A new no-confidence measure was placed on the docket for next Tuesday’s meeting.
...AND A BLUEPRINT FOR HARVARD
All the while, more quietly, Summers set to work on his ambitious agenda for the University.
He wanted to challenge a culture that he said allowed students to shrug off “the difference between a gene and a chromosome.” Accordingly, he envisioned new science facilities and established cross-University programs such as the Broad Institute and the Harvard Stem Cell Institute.
He intensified the University’s plans to establish a second campus across the Charles River in Allston. Just last week, Harvard announced the site and architect of its first science building there.

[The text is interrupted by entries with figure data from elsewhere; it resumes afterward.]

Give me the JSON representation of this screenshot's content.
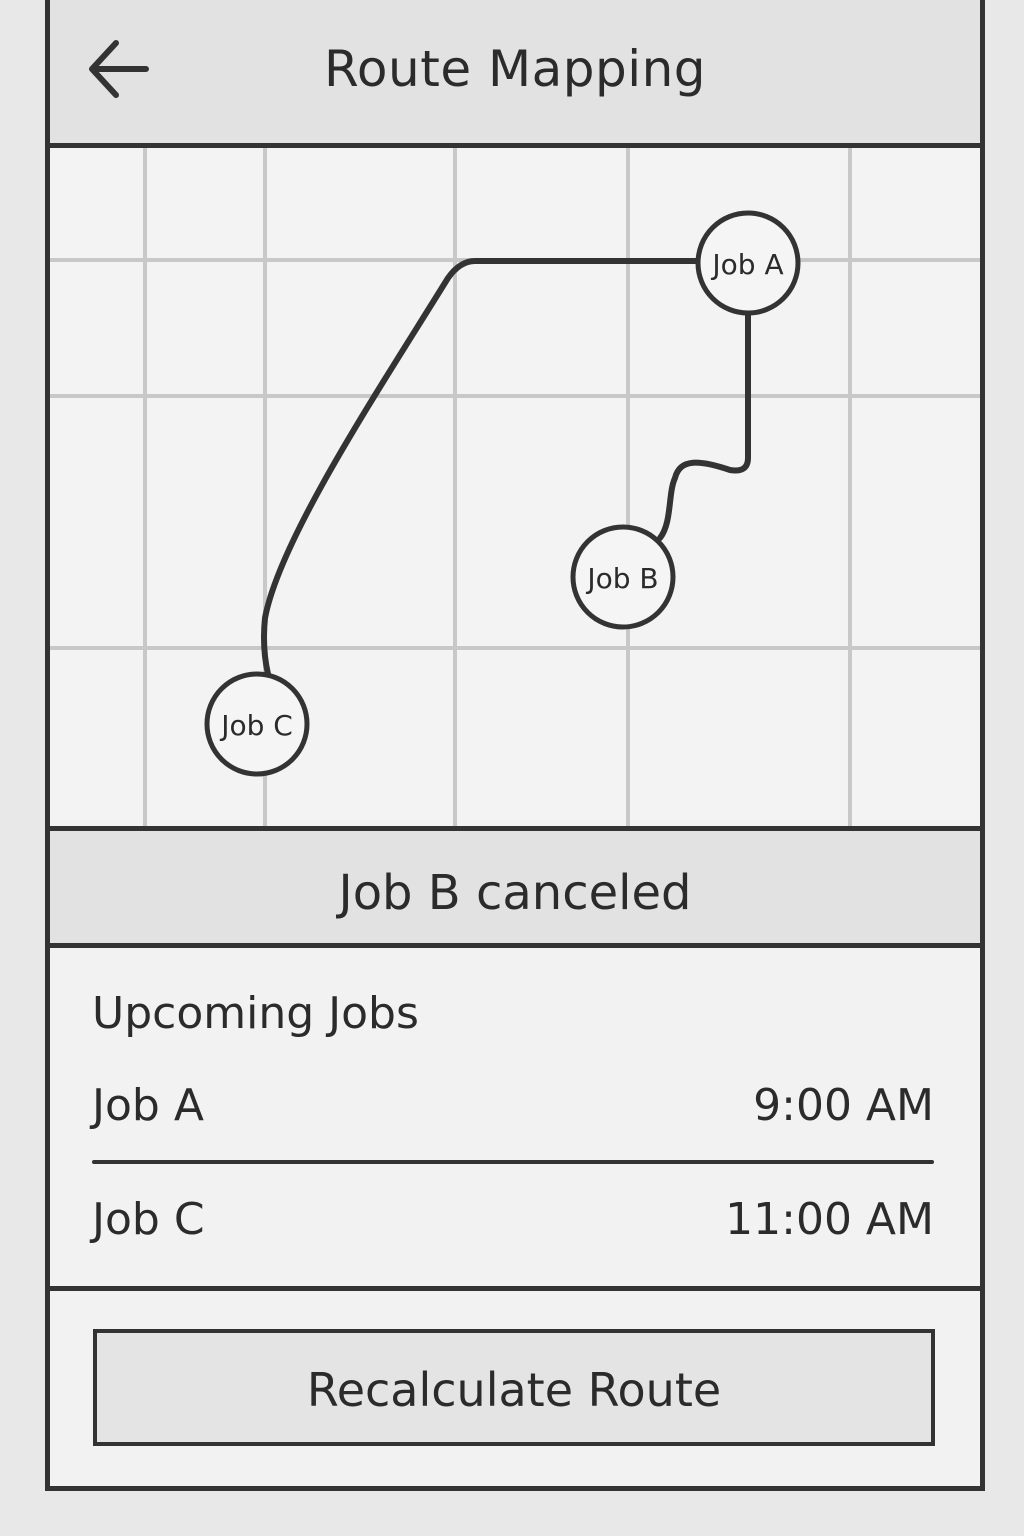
{
  "header": {
    "title": "Route Mapping",
    "back_icon": "arrow-left-icon"
  },
  "map": {
    "nodes": [
      {
        "label": "Job A"
      },
      {
        "label": "Job B"
      },
      {
        "label": "Job C"
      }
    ]
  },
  "banner": {
    "text": "Job B canceled"
  },
  "jobs": {
    "title": "Upcoming Jobs",
    "items": [
      {
        "name": "Job A",
        "time": "9:00 AM"
      },
      {
        "name": "Job C",
        "time": "11:00 AM"
      }
    ]
  },
  "footer": {
    "recalculate_label": "Recalculate Route"
  },
  "colors": {
    "ink": "#333333",
    "panel": "#e2e2e2",
    "background": "#f2f2f2",
    "grid": "#c8c8c8"
  }
}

Aiming to make a Harvard education more affordable, Summers eliminated the required family financial contribution for undergraduates whose families earn less than $40,000.
And he pushed for a more “international” university—one which both recruited more students from abroad and encouraged its own students to study around the globe.
Yet many of Summers’ plans remain incomplete.
From his first days as president, Summers pledged to reform undergraduate education with a review of the College’s curriculum. That reform stalled amid the clamor over his leadership.
And under his watch, the University began sketching the largest fundraising drive in its history. But its launch, too, has been delayed—and Summers’ departure could push back its start even further.
“I would presume it would be [delayed],” said donor Sidney R. Knafel ’52, who is also a Crimson editor, in an interview last night. “I would think that a new president would want to be there.”
But Summers will leave his mark on the University’s administration; he appointed six deans, five current Corporation fellows, and a multitude of other administrators.
Beyond individual appointments, Summers’ grander plan for Harvard was to centralize a sprawling University that had traditionally kept its schools at arm’s length from one another.
“‘Each Tub On Its Own Bottom’ is a vivid, but limiting, metaphor for decision making at Harvard,” he wrote yesterday in his letter. “We will not escape its limits unless our Schools and Faculties increase their willingness to transcend parochial interests in support of broader university goals.”
BIG MAN ON CAMPUS
For students, Summers has been a celebrity of sorts—someone who mingles with them at study breaks, signs dollar bills bearing his signature, and teaches a freshman seminar on globalization.
He joined Bass Professor of Government Michael J. Sandel on stage at Sanders Theatre last spring to teach a popular Social Analysis Core class.
Ultimately, though, Summers’ brusque manner, honed during his years in Washington, ran afoul of faculty members and administrators who found his style too blunt and autocratic.
For Harvard’s next president, the challenge will be to build on the framework Summers has laid—or to start anew.